Each kick from Karl was cinematic, almost ritualistic. He spun, his boots striking a creature mid-leap, the Torque Lattice cracking its exoskeleton like brittle glass. Sparks flew, grinding echoes through the empty zone. Micro-gears rotated with perfect rhythm, each one a note in the symphony of destruction he orchestrated.
Agnes stammered between warnings:
"Oh… oh, Karl… don't… I… I can't… ahh… I… need you to… s-slow… please~"
Karl's third kick sent the closest Tremor Hound into the wooden barricade, splintering it in half. The force backlashed, muscles burning hotter, internal heat spiking.
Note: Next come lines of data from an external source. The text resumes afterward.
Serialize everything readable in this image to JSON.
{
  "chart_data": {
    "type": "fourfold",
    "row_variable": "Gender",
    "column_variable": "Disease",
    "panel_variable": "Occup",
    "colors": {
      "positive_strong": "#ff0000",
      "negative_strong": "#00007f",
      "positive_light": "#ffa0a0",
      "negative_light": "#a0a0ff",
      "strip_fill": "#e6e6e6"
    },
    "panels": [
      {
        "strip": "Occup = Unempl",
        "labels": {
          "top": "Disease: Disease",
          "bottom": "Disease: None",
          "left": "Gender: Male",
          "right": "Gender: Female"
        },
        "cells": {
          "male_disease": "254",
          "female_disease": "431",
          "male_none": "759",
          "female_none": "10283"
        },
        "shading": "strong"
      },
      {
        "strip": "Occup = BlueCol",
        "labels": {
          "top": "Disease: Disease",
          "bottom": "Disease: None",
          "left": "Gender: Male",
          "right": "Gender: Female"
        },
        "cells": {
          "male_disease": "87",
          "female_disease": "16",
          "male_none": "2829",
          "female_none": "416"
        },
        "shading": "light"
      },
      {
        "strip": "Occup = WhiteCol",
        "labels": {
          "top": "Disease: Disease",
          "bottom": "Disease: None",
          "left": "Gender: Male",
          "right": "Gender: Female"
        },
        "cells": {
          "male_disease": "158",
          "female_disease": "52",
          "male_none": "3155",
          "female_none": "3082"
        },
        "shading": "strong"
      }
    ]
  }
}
Sweat ran down his temple. He felt every tendon, every fiber, every nanite straining under Driver Kick's torque lattice.
The rift pulsed again. More demons poured out: Ironback Vultures, skeletal birds with molten veins; Flesh Drainers, grotesque humanoid shadows that seeped ichor as they moved; Warp Crawlers, insectoid horrors that could blink short distances. The quarantine zone trembled under their combined weight.
Karl staggered, boots glowing, regulator dial spinning as he readied the next strike. Each kick now had to be precise. No hesitation. Each was a finisher, like in the Kamen Rider series he had admired as a child.
Agnes gasped nervously, almost pleading:
"Karl… please… I… I can't… if… if you… rev… too hard… I… I'll… I… oh…"
Karl's fingers trembled on the USB. He pressed lightly, careful. The regulator vibrated through him, every micro-gear screaming with power. His Rider Frame glimmered cobalt under the crack-lit sky.
He jumped, spinning into a perfect diagonal arc. The first Erebion, mid-swing, was shattered into fragments by the Torque Lattice strike. He landed, pivoted, and the next kick launched — a spinning, hurricane-like rotation that tore through the Shard Mantises. Sparks flew, concrete cracked, and the kinetic halo around his boots rotated faster with each rev.
Pain seared through his muscles. Heat blistered his skin. Yet he pushed through, each strike timed with careful rotation of the drive regulator.
Agnes whispered, breathless, flustered, and barely audible:
"K-Karl… s-stop… please… I… I… can't… if… you push… too hard… I… I'll…"
Her vulnerability grounded him. He felt a surge of gratitude — of partnership — and it gave him focus. Each kick became cleaner, sharper, more cinematic. Erebions crumpled, Warp Crawlers blinked into walls, Flesh Drainers tore themselves apart on the kinetic lattice fields.
Finally, Karl braced, spinning the regulator to its peak. He channeled all remaining Vythra, his body screaming in pain as the Torque Lattice flared, halo spinning violently. The last kick struck a massive Tremor Hound. Concrete and wooden shards blasted outward. The creature convulsed, then shattered completely.
Karl collapsed to one knee, body burning, nanites screaming for relief. Yggdrasil's healing warmth spread through him, knitting torn fibers, cooling overheated circuits.
Agnes's voice, soft and flustered, trembled in his mind:
"O-Oh… K-Karl… th-thank… you… I… I'm… fine… just… b-be gentler next time, okay…?"
Karl exhaled, visor glowing faintly cobalt. He had survived the first wave. The rift above still pulsed, still feeding more horrors, but Driver Kick had proven its lethal precision — each cinematic strike a testament to his mastery and the bond with Agnes.